B. (I am going) To Ohio.
A. When are you leaving?
B. (I am leaving) Early tomorrow morning.
An ellipsis, according to The Glossary of Grammatical and Rhetorical Terms is the omission of a word(s) that are necessary for grammatical completeness but not for understanding of the sentences intentional meaning. For example, "Is he coming?" "Yes." Yes may be considered as an ellipsis of yes, he is coming. Typically, a part of the subject, a part of the predicate, or the entire subject and predicate is missing from the sentence. For example: Although (they were) full, they could not resist desert (2-5).
Quirk, Greenbaum, Leech, and Suartvik write that an ellipsis has two different uses in grammar; however, both include the omission of words from a quote or sentence. The first use for an ellipsis is in a form of punctuation.
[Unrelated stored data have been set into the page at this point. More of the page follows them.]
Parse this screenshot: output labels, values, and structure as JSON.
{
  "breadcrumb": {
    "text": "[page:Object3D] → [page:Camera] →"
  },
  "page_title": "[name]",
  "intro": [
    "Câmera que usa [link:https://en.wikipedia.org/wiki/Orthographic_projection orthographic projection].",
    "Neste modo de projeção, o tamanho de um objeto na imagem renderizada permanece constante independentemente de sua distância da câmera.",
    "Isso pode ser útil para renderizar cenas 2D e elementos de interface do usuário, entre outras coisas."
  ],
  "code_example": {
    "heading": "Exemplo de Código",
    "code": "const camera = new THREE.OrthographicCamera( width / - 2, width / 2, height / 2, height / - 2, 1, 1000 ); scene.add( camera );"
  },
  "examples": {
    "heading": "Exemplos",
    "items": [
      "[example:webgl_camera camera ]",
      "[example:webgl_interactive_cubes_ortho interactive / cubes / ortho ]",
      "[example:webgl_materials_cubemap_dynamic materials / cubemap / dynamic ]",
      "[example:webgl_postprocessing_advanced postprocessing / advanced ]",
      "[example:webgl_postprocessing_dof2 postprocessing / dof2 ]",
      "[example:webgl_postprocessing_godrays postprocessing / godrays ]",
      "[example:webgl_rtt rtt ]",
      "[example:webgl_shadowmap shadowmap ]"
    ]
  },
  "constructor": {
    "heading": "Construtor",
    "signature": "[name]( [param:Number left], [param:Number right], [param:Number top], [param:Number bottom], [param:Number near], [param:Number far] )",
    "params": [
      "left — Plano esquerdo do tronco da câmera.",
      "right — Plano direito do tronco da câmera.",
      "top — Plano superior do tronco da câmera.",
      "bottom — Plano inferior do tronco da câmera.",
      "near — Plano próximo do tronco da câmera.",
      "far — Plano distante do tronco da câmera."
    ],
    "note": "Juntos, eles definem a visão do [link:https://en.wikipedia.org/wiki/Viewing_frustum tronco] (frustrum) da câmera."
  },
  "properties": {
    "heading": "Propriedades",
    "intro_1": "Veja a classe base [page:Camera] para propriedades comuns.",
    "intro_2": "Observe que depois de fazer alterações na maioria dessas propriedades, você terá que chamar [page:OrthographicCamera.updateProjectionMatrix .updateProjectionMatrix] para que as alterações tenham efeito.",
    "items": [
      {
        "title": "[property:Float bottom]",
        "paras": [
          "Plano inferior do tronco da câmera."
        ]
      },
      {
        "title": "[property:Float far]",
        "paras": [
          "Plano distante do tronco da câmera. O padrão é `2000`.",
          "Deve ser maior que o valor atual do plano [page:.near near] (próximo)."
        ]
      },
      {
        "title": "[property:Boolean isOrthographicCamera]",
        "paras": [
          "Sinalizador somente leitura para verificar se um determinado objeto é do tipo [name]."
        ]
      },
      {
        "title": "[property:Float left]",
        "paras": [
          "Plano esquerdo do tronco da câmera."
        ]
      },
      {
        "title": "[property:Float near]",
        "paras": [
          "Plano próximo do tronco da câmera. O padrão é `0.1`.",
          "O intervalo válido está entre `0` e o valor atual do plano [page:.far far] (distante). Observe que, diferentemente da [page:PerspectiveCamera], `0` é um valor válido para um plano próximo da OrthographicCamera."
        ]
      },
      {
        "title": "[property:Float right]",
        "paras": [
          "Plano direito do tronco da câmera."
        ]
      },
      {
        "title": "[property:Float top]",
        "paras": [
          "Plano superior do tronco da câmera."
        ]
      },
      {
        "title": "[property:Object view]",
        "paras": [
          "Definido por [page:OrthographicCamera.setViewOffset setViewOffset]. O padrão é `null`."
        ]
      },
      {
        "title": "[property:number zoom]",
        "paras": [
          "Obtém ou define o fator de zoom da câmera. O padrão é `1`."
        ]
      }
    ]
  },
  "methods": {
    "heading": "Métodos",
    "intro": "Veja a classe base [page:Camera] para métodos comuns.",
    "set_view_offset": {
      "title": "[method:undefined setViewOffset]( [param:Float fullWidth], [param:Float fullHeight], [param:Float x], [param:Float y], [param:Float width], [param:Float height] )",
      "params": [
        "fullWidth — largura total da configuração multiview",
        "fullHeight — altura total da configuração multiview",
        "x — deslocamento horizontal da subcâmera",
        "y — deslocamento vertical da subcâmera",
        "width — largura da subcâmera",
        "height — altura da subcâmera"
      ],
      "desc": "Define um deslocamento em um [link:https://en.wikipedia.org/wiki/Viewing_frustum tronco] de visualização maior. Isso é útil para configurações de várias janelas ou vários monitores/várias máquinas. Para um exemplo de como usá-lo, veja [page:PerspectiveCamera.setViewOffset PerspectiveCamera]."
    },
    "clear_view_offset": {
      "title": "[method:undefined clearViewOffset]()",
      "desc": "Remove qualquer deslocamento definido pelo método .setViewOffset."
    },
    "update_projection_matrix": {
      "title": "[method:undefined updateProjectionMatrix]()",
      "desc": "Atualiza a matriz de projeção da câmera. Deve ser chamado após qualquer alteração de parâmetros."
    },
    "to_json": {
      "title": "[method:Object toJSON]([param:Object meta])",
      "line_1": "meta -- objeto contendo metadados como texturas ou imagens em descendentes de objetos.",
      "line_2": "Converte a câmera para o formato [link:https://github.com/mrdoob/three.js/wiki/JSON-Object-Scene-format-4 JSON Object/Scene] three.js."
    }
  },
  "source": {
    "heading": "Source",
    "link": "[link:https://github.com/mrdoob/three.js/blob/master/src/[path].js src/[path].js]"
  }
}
The ellipsis mark is a series of three dots (...) to indicate that words have been omitted or one can use it so that undesirable words can be left out. For example,
"Timothy McVeigh was convicted of bombing a federal building..."
"The team...finally won a double header."(889-890).
However, Diane Booner states that some particular writers will use a fourth period in the quote to indicate a period in the original piece; yet, this still is considered an ellipsis (135).
The Quark and his fellow authors then describe a second use of an ellipsis which is in the form of a sentence. An elliptical sentence is the omission of words from a sentence that are automatically understood so do not need to be stated. For example,
A. I have gone to practice, and so has Lucy (gone to practice).
B. Sara has never been able to read maps as well as Brian (can read maps).
Elliptical sentences are used so often in writing and speech that most omissions go unnoticed. For example, a common overlooked use of an elliptical sentence is those which take a compound subject.
A. Jane and Abby just left.
B. Jane (just left) and Abby just left.
A. Scott opened the door and walked in.
B. Scott opened the door and (Scott) walked in.
Elliptical sentences are grammatically incomplete but can be easily understood from the context of the sentence 885-886).